Ключ удалось стянуть без труда — все были слишком заняты, чтобы следить за мелочами. Верёвку я подбираю на крыльце и вдруг вспоминаю, что не спросил Лотена, какое он чудовище. Странная забывчивость.
Курт выходит за мной.
— Мне надо кое-что проверить. Возвращайся. Ты в люк не влезешь.
"И никого к нему не подпущу".
Спустившись, дергаю за веревку и Курт сбрасывает в оссуарий другую с мечом.
— Метаморфис, — шепчу я.
Тварь радостно вырывается на волю. Не сомневаюсь, моя боль доставляет ему наслаждение. Дрожащей рукой показываю ему монету отца Зоммера.
Знаю. Стану я спать, когда начинается заварушка.
— Руна «уруз» усиливает портал. Мы сможем в него войти?

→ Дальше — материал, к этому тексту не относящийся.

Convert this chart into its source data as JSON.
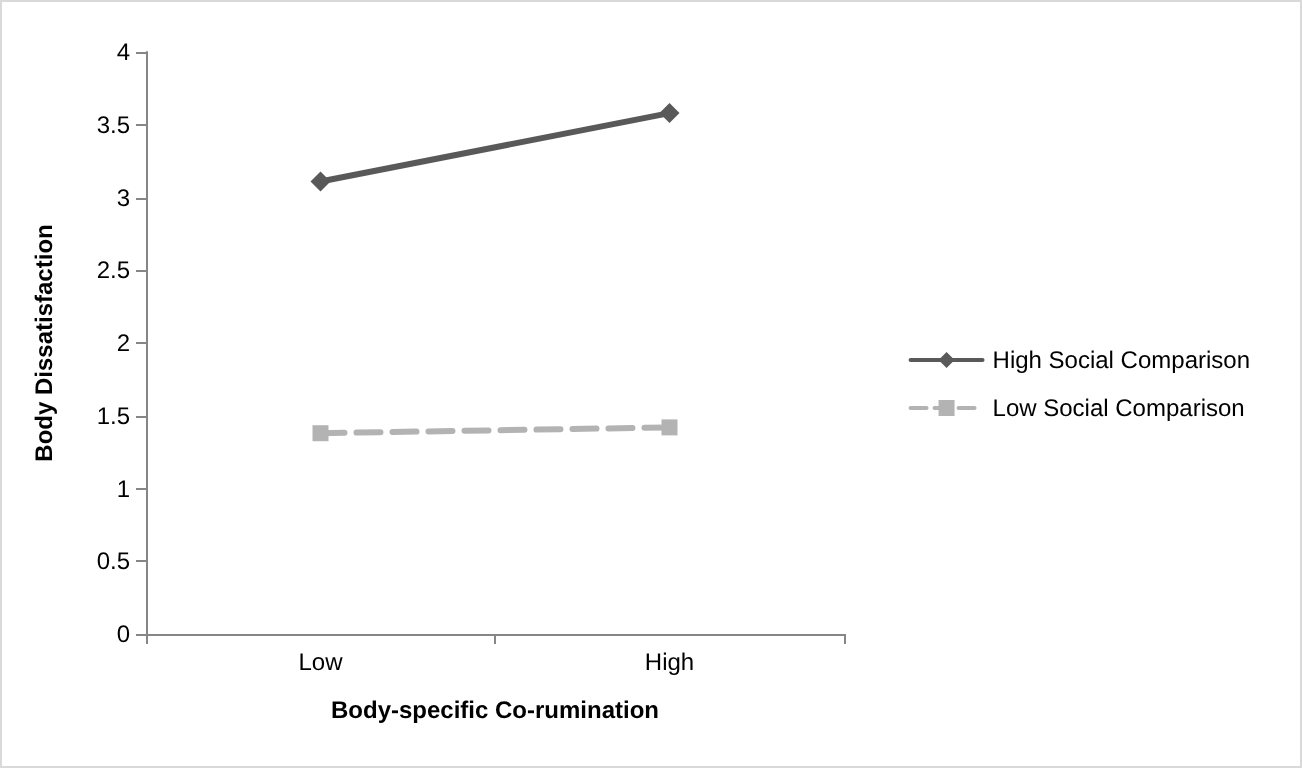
{
  "chart_data": {
    "type": "line",
    "xlabel": "Body-specific Co-rumination",
    "ylabel": "Body Dissatisfaction",
    "categories": [
      "Low",
      "High"
    ],
    "series": [
      {
        "name": "High Social Comparison",
        "color": "#595959",
        "values": [
          3.11,
          3.58
        ],
        "marker": "diamond",
        "line_style": "solid"
      },
      {
        "name": "Low Social Comparison",
        "color": "#b3b3b3",
        "values": [
          1.38,
          1.42
        ],
        "marker": "square",
        "line_style": "dashed"
      }
    ],
    "ylim": [
      0,
      4
    ],
    "yticks": [
      0,
      0.5,
      1,
      1.5,
      2,
      2.5,
      3,
      3.5,
      4
    ],
    "grid": false,
    "legend": "right"
  }
}
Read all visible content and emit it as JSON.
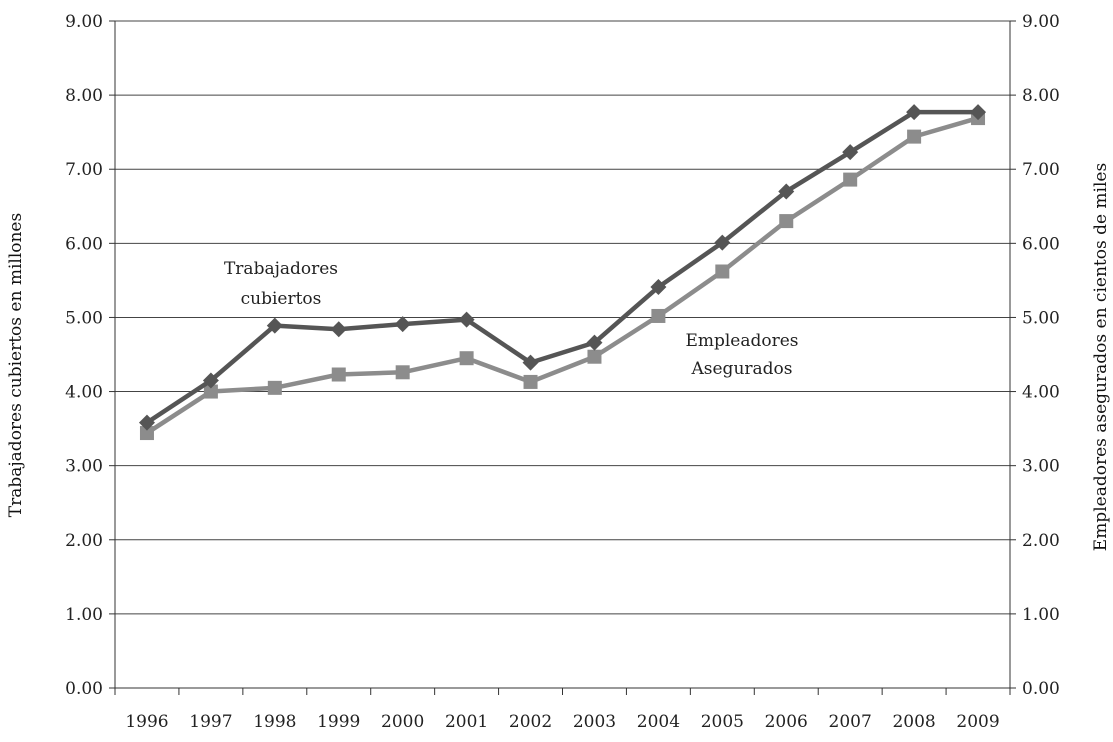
{
  "chart_data": {
    "type": "line",
    "categories": [
      "1996",
      "1997",
      "1998",
      "1999",
      "2000",
      "2001",
      "2002",
      "2003",
      "2004",
      "2005",
      "2006",
      "2007",
      "2008",
      "2009"
    ],
    "series": [
      {
        "name": "Trabajadores cubiertos",
        "axis": "left",
        "marker": "diamond",
        "color": "#555555",
        "values": [
          3.58,
          4.15,
          4.89,
          4.84,
          4.91,
          4.97,
          4.39,
          4.66,
          5.41,
          6.01,
          6.7,
          7.23,
          7.77,
          7.77
        ]
      },
      {
        "name": "Empleadores Asegurados",
        "axis": "right",
        "marker": "square",
        "color": "#8c8c8c",
        "values": [
          3.44,
          4.0,
          4.05,
          4.23,
          4.26,
          4.45,
          4.13,
          4.47,
          5.02,
          5.62,
          6.3,
          6.86,
          7.44,
          7.69
        ]
      }
    ],
    "title": "",
    "xlabel": "",
    "ylabel": "Trabajadores cubiertos en millones",
    "y2label": "Empleadores asegurados en cientos de miles",
    "ylim": [
      0,
      9
    ],
    "y2lim": [
      0,
      9
    ],
    "yticks": [
      "0.00",
      "1.00",
      "2.00",
      "3.00",
      "4.00",
      "5.00",
      "6.00",
      "7.00",
      "8.00",
      "9.00"
    ],
    "grid": true,
    "annotations": [
      {
        "lines": [
          "Trabajadores",
          "cubiertos"
        ],
        "series": 0
      },
      {
        "lines": [
          "Empleadores",
          "Asegurados"
        ],
        "series": 1
      }
    ]
  }
}
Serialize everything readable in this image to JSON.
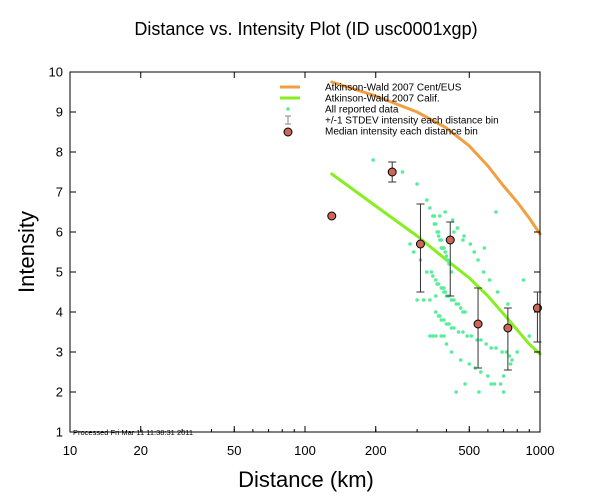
{
  "chart_data": {
    "type": "scatter",
    "title": "Distance vs. Intensity Plot (ID usc0001xgp)",
    "xlabel": "Distance (km)",
    "ylabel": "Intensity",
    "x_scale": "log",
    "xlim": [
      10,
      1000
    ],
    "ylim": [
      1,
      10
    ],
    "x_ticks": [
      10,
      20,
      50,
      100,
      200,
      500,
      1000
    ],
    "y_ticks": [
      1,
      2,
      3,
      4,
      5,
      6,
      7,
      8,
      9,
      10
    ],
    "grid": false,
    "legend_position": "top-right",
    "footnote": "Processed Fri Mar 11 11:38:31 2011",
    "series": [
      {
        "name": "Atkinson-Wald 2007 Cent/EUS",
        "kind": "line",
        "color": "#f0a040",
        "x": [
          130,
          200,
          300,
          400,
          500,
          600,
          700,
          800,
          900,
          1000
        ],
        "y": [
          9.75,
          9.4,
          9.0,
          8.6,
          8.15,
          7.65,
          7.15,
          6.75,
          6.35,
          5.95
        ]
      },
      {
        "name": "Atkinson-Wald 2007 Calif.",
        "kind": "line",
        "color": "#88ee22",
        "x": [
          130,
          200,
          300,
          400,
          500,
          600,
          700,
          800,
          900,
          1000
        ],
        "y": [
          7.45,
          6.65,
          5.9,
          5.3,
          4.85,
          4.4,
          3.95,
          3.55,
          3.2,
          2.95
        ]
      },
      {
        "name": "All reported data",
        "kind": "points",
        "color": "#55ee99",
        "x": [
          195,
          260,
          300,
          330,
          340,
          350,
          355,
          360,
          365,
          370,
          375,
          380,
          385,
          390,
          395,
          400,
          405,
          410,
          415,
          420,
          345,
          350,
          360,
          365,
          370,
          380,
          385,
          390,
          395,
          400,
          410,
          420,
          430,
          440,
          450,
          460,
          470,
          480,
          360,
          370,
          375,
          380,
          390,
          400,
          410,
          420,
          430,
          450,
          470,
          490,
          510,
          540,
          560,
          590,
          620,
          650,
          690,
          720,
          740,
          760,
          340,
          350,
          360,
          380,
          390,
          400,
          420,
          460,
          500,
          530,
          560,
          600,
          640,
          680,
          700,
          750,
          800,
          900,
          280,
          290,
          310,
          330,
          320,
          355,
          375,
          395,
          425,
          445,
          475,
          505,
          525,
          545,
          575,
          610,
          660,
          730,
          370,
          380,
          390,
          430,
          470,
          580,
          650,
          850,
          300,
          340,
          360,
          440,
          480,
          550,
          620,
          700
        ],
        "y": [
          7.8,
          7.5,
          7.2,
          6.8,
          6.6,
          6.4,
          6.4,
          6.2,
          6.0,
          6.0,
          5.8,
          5.8,
          5.6,
          5.6,
          5.5,
          5.4,
          5.3,
          5.2,
          5.2,
          5.0,
          5.0,
          4.9,
          4.8,
          4.7,
          4.7,
          4.6,
          4.6,
          4.5,
          4.5,
          4.4,
          4.4,
          4.3,
          4.3,
          4.2,
          4.2,
          4.1,
          4.0,
          4.0,
          4.0,
          3.9,
          3.9,
          3.8,
          3.8,
          3.7,
          3.7,
          3.6,
          3.6,
          3.5,
          3.5,
          3.4,
          3.4,
          3.3,
          3.3,
          3.2,
          3.1,
          3.1,
          3.0,
          3.0,
          2.9,
          2.8,
          3.4,
          3.4,
          3.4,
          3.4,
          3.4,
          3.2,
          3.0,
          2.8,
          2.7,
          2.6,
          2.5,
          2.4,
          2.2,
          2.2,
          2.0,
          2.7,
          3.0,
          3.4,
          5.7,
          5.5,
          5.3,
          5.0,
          4.3,
          6.2,
          6.4,
          6.5,
          6.3,
          6.1,
          5.9,
          5.7,
          5.5,
          5.3,
          5.0,
          4.8,
          4.5,
          4.2,
          5.9,
          5.6,
          4.6,
          6.0,
          5.8,
          5.6,
          6.5,
          4.8,
          4.3,
          4.3,
          4.4,
          2.0,
          2.2,
          2.0,
          2.2,
          2.4
        ]
      },
      {
        "name": "+/-1 STDEV intensity each distance bin",
        "kind": "errorbars",
        "color": "#333333",
        "x": [
          235,
          310,
          415,
          545,
          730,
          975
        ],
        "low": [
          7.25,
          4.5,
          4.4,
          2.6,
          2.55,
          3.25
        ],
        "high": [
          7.75,
          6.7,
          6.25,
          4.6,
          4.1,
          4.5
        ]
      },
      {
        "name": "Median intensity each distance bin",
        "kind": "markers",
        "color": "#cc6655",
        "x": [
          130,
          235,
          310,
          415,
          545,
          730,
          975
        ],
        "y": [
          6.4,
          7.5,
          5.7,
          5.8,
          3.7,
          3.6,
          4.1
        ]
      }
    ]
  }
}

Не узнаем, пока не попробуем.
Пытаюсь прислушаться к его мыслям, но решительно ничего не понимаю — там сплошные магические формулы и загадочные знаки. Наконец он делает кинжалом крошечный надрез на коже, аккуратно, проводит кровью по кресту на гальдраставе, тщательно избегая других знаков. Бормочет заклинание на языке, в котором я узнаю только отдельные слова, чертит углем что-то прямоугольное. Играет монеткой, основательно испачкав ее в крови, произносит:
Властью стихий и силой древней крови дай мне пройти.
В стене оссуария появляется самая обыкновенная дверь.
Готов?
Да.
Ни черта я не готов. Неведомая сила налетает волной, выбивает воздух из легких подхватывает и тянет вперед. Яростные вспышки перед глазами заставляют зажмуриться. Чувствую под ногами вязкое нечто, которое твердеет с каждым ударом сердца.